Nuclear Terrorism in the Global Village

At Global Guerrillas the Author spoke at a conference at Pitt University about Violent Armed Groups: A Global Village

I picked up a long paper (via search engining) from this conference about the capabilities of non-indigenous terrorists within the United States and Western Europe in general by Michael Kenney  titled  Organizational Learning and Islamic Militancy (2009)

from page 116:


What explains the sloppiness? Why do terrorists—including both experienced veterans that received the most sophisticated instruction Al Qaeda had to offer, and inexperienced novices with no formal training whatsoever—keep making basic errors in operational tradecraft? Distinguishing between the local, contextual “know-how” of mētis and the general, abstract “know-what” of techne can help us answer these questions. While both types of knowledge are necessary for terrorism, this research suggests that mētis is often critical for carrying out specific attacks and that terrorists often lack the practical knowledge needed to execute their attacks more effectively.

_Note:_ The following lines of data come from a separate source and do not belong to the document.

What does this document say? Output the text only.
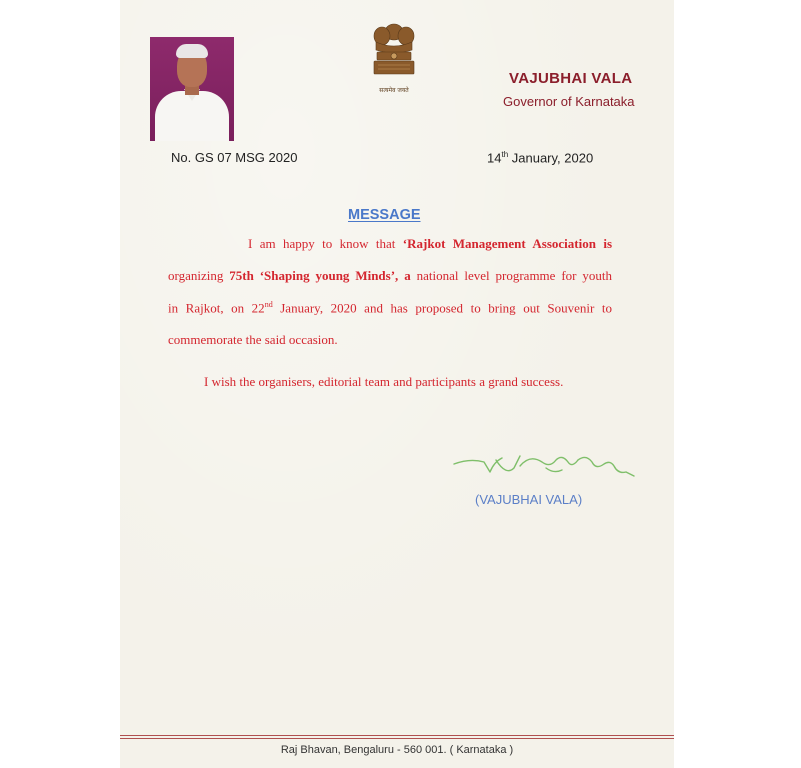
सत्यमेव जयते
VAJUBHAI VALA
Governor of Karnataka
No. GS 07 MSG 2020	14th January, 2020
MESSAGE
I am happy to know that ‘Rajkot Management Association is
organizing 75th ‘Shaping young Minds’, a national level programme for youth
in Rajkot, on 22nd January, 2020 and has proposed to bring out Souvenir to
commemorate the said occasion.
I wish the organisers, editorial team and participants a grand success.
(VAJUBHAI VALA)
Raj Bhavan, Bengaluru - 560 001. ( Karnataka )
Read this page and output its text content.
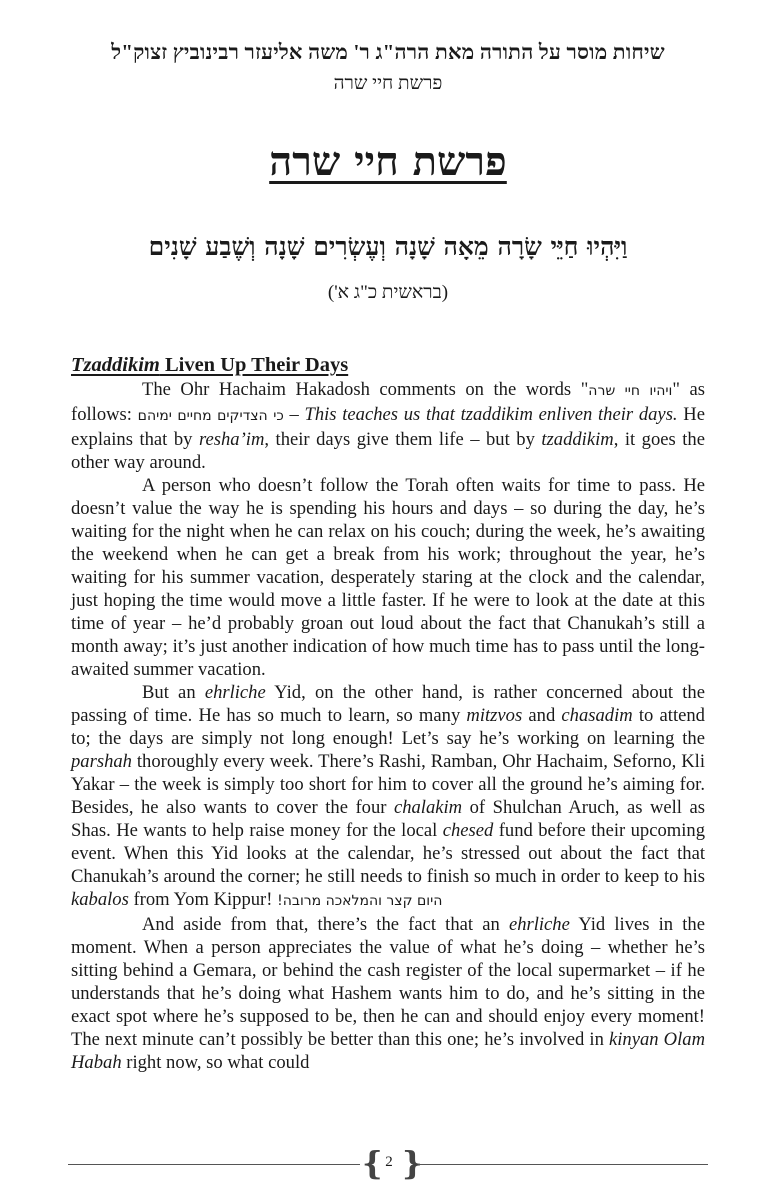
שיחות מוסר על התורה מאת הרה"ג ר' משה אליעזר רבינוביץ זצוק"ל
פרשת חיי שרה
פרשת חיי שרה
וַיִּהְיוּ חַיֵּי שָׂרָה מֵאָה שָׁנָה וְעֶשְׂרִים שָׁנָה וְשֶׁבַע שָׁנִים
(בראשית כ"ג א')
Tzaddikim Liven Up Their Days

The Ohr Hachaim Hakadosh comments on the words "ויהיו חיי שרה" as follows: כי הצדיקים מחיים ימיהם – This teaches us that tzaddikim enliven their days. He explains that by resha’im, their days give them life – but by tzaddikim, it goes the other way around.

A person who doesn’t follow the Torah often waits for time to pass. He doesn’t value the way he is spending his hours and days – so during the day, he’s waiting for the night when he can relax on his couch; during the week, he’s awaiting the weekend when he can get a break from his work; throughout the year, he’s waiting for his summer vacation, desperately staring at the clock and the calendar, just hoping the time would move a little faster. If he were to look at the date at this time of year – he’d probably groan out loud about the fact that Chanukah’s still a month away; it’s just another indication of how much time has to pass until the long-awaited summer vacation.

But an ehrliche Yid, on the other hand, is rather concerned about the passing of time. He has so much to learn, so many mitzvos and chasadim to attend to; the days are simply not long enough! Let’s say he’s working on learning the parshah thoroughly every week. There’s Rashi, Ramban, Ohr Hachaim, Seforno, Kli Yakar – the week is simply too short for him to cover all the ground he’s aiming for. Besides, he also wants to cover the four chalakim of Shulchan Aruch, as well as Shas. He wants to help raise money for the local chesed fund before their upcoming event. When this Yid looks at the calendar, he’s stressed out about the fact that Chanukah’s around the corner; he still needs to finish so much in order to keep to his kabalos from Yom Kippur! היום קצר והמלאכה מרובה!

And aside from that, there’s the fact that an ehrliche Yid lives in the moment. When a person appreciates the value of what he’s doing – whether he’s sitting behind a Gemara, or behind the cash register of the local supermarket – if he understands that he’s doing what Hashem wants him to do, and he’s sitting in the exact spot where he’s supposed to be, then he can and should enjoy every moment! The next minute can’t possibly be better than this one; he’s involved in kinyan Olam Habah right now, so what could

{ 2 }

What both veteran and novice terrorists in Britain and Spain often lack is a knack for clandestine tradecraft, and by extension urban terrorism. In many cases, militants possess a limited amount of terrorist techne, which they may have acquired through training “camps,” where the quality of instruction varies considerably, or from knowledge-based artifacts, including the frequently flawed instructional manuals that are found online.

Less frequently, militants may have acquired some of their own hard-earned mētis in political violence, typically by fighting in one or more “jihads” raging in Bosnia, Afghanistan, Chechnya, or Iraq. But this fighting knowledge is generally limited to guerrilla warfare. Unfortunately for terrorists, and fortunately for the rest of us, mētis in guerrilla warfare does not necessarily translate into effective urban terrorism in Western countries, which involves appropriate local knowledge, street smarts, and a knack for clandestine operations.

Of course what applies to IEDs and self immolation attacks, applies even more so to the nuclear terrorist scenarios often worried about.  The difficult logistics in pulling off such attack almost assure that some sort of professional assistance would be required.  But many foreign armed forces are themselves lacking in the logistical knowledge that we generally presume to be present.  I have heard enough stories about small client navy’s submarines that spend all their time in port, to know that there is a big difference between some tactical level training by the unit seller, and actually being able to run a navy at any sort of operational level.  If the Germans wanted to send a diesel electric submarine – mother ship combination armed with a couple of nuclear tipped torpedoes I would be very worried.  The North Koreans? Worried, but not as much.